Prep 15 mins
Cook 30 mins
creamy rich pumpkin flavor with a snappy crust
- 4 cups finely crushed gingersnaps
- 1⁄2 cup unsalted butter, melted
- 1 tablespoon grated fresh ginger
- 1 lb cream cheese, softened
- 1⁄2 cup packed light brown sugar
- 1⁄2 teaspoon ground cinnamon
- 1 pinch of grated nutmeg
- 1 pinch ground allspice
- 1 pinch ground cloves
- 1⁄4 teaspoon salt
- 3⁄4 cup pumpkin puree (fresh or canned)
- 2 large eggs
- Preheat the oven to 325 degrees.
- To make the crust, combine the gingersnap crumbs with the melted butter and toss together until the mixture holds together when pressed.
- Add an additional tablespoon of melted butter if necessary.
- Pat evenly over the bottom and halfway up the sides of 8 (4 1/2-inch) tartlet pans.
- Bake about 7 minutes, or until set.
- Remove from oven.
- To make the filling: Press the grated ginger against the mesh of a fine sieve into a small bowl, pressing hard to extract all the juice.
- Set the ginger juice aside and discard the pulp.
- In the bowl of an electric mixer, combine cream cheese, brown sugar, cinnamon, nutmeg, allspice, ground cloves, and salt.
- Beat until creamy and well combined, then add the ginger juice and the pumpkin puree and beat again.
- Add the eggs, one at a time, mixing well after you add the first one, but do not overbeat the mixture.
- Pour the filling into the tart pans and return them to the oven.
- Bake for 25 to 30 minutes, or until the center is just firm to the touch.
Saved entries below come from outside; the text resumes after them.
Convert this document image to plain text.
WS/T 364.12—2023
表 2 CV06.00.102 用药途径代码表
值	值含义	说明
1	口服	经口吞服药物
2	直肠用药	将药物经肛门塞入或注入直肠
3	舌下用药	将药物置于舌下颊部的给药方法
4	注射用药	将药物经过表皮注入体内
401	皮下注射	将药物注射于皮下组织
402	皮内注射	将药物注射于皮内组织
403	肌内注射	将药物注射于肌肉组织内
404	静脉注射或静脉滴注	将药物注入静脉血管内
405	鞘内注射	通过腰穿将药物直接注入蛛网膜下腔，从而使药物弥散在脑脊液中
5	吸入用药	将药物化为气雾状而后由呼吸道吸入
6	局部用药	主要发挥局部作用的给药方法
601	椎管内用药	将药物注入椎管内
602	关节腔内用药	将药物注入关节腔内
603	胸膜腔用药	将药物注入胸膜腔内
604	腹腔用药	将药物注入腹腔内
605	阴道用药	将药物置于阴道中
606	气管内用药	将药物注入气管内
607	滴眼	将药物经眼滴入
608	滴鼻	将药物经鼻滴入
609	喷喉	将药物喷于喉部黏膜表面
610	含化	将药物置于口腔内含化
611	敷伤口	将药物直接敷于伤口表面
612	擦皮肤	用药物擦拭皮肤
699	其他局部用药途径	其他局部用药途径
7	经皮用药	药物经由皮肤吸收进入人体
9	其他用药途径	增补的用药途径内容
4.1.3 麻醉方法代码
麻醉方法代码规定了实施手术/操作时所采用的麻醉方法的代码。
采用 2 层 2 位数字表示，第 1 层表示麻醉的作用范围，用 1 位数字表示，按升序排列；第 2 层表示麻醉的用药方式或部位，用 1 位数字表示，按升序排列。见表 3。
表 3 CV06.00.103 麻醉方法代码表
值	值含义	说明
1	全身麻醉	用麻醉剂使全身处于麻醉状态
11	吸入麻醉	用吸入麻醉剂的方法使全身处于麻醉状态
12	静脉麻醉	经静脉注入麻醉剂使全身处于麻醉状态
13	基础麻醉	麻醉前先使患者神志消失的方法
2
- Cool to room temperature, then chill for up to 2 hours or overnight before serving.
This filling is wonderful, and the gingersnap crust is a nice twist. I didn't have mini-tart pans, so I used a pumpkin shaped mini tin. The result included 12 perfect pumpkin shaped pumpkin tarts and were a huge hit for young and old. I added a dollop of whip cream as well. I think this filling would do well in any size pan, with adjustments for baking time.